We waited around for the longest month of my life. And on the day that we were supposed to leave (of course) everything went to hell. It happened so fast I don’t even remember it all. Somehow, we were made. And a corporate goon squad showed up. They would have gotten us good. Ampere had gone to the Border Station to confirm the arrangements and that left only two of us at the (not-so) safehouse. Kori was on guard when she woke me up. I got ready and grabbed our stuff when she summoned a Fire Elemental right there in the house. Needless to say it was impressive. I ran for the bikes and she screamed for me to go. Bullets were whizzing by when I took a round in the left shoulder, which knocked me clean off the bike. The Fire Elemental raged my way either covering me or encouraging me to go. Either way I got back on the bike and ran for the border. (Wasn’t there a jingle…?).

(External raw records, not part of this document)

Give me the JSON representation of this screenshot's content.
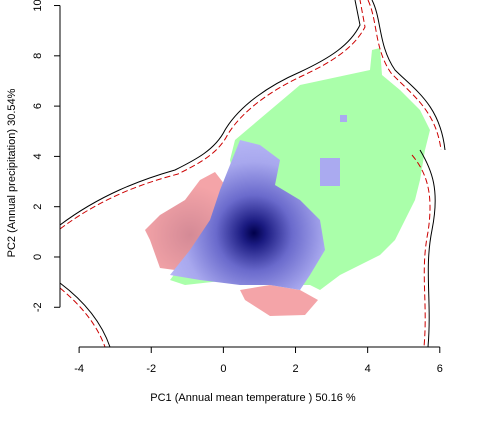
{
  "chart_data": {
    "type": "density",
    "x_label": "PC1 (Annual mean temperature ) 50.16 %",
    "y_label": "PC2 (Annual precipitation) 30.54%",
    "xlim": [
      -4.53,
      6.2
    ],
    "ylim": [
      -3.58,
      10.22
    ],
    "xticks": [
      -4,
      -2,
      0,
      2,
      4,
      6
    ],
    "yticks": [
      -2,
      0,
      2,
      4,
      6,
      8,
      10
    ]
  }
}
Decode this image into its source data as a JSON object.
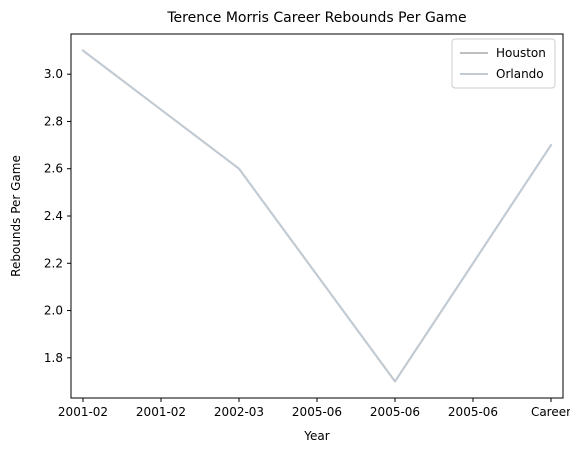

The goons were in hot pursuit as I made my way down old HWY14. I was finishing my turn into the Interstate towards the Border Crossing Station, going WAY too fast I might add, almost home free when suddenly the bike moved sideways. I remember it all in slow motion as I recalled that it wasn’t supposed to move that way and that something was very wrong. I remember the world shifted around sideways and the ground was coming from behind me. I remember my left shoulder taking the bulk of the landing and remember coming to an abrupt stop. I also remember the bike coming right at me just before my world went black.

They say I died there. In many ways I did. My old life was gone. And if it weren’t for a sister that I always begrudged I would be dead. Actually my heart did stop briefly. Corbin resuscitated me and put me into some sort of hibernation. Unfortunately I was in a coma so how the hell was I to know? Nine months and multiple surgeries later I awoke in the Hospital I was born in: Eastmoreland Osteopathic Hospital. They had to replace my liver and re-rout some fluids as well as totally rebuild my left arm and left leg that were mangled in the wreck. I guess Ampere stayed here for a few months before being “asked” to leave. Now I’m beholden to the Tir. I have a huge debt to pay off. They aren’t likely to forget anytime soon.

I’m back in Seattle now. Back home. Amp is getting old (er). So is everyone else except for Corbin it seems. I’m still workin the matrix like before. Leaner, faster and much more experienced. I’m going to be 42 this year. Can still keep up with the kiddies, and then some. But sometimes, when it’s going to rain, the old bones and muscles have memories. And it rains here a lot. It’s times like that that I can’t help but say “Damn, I’m getting too old for this.”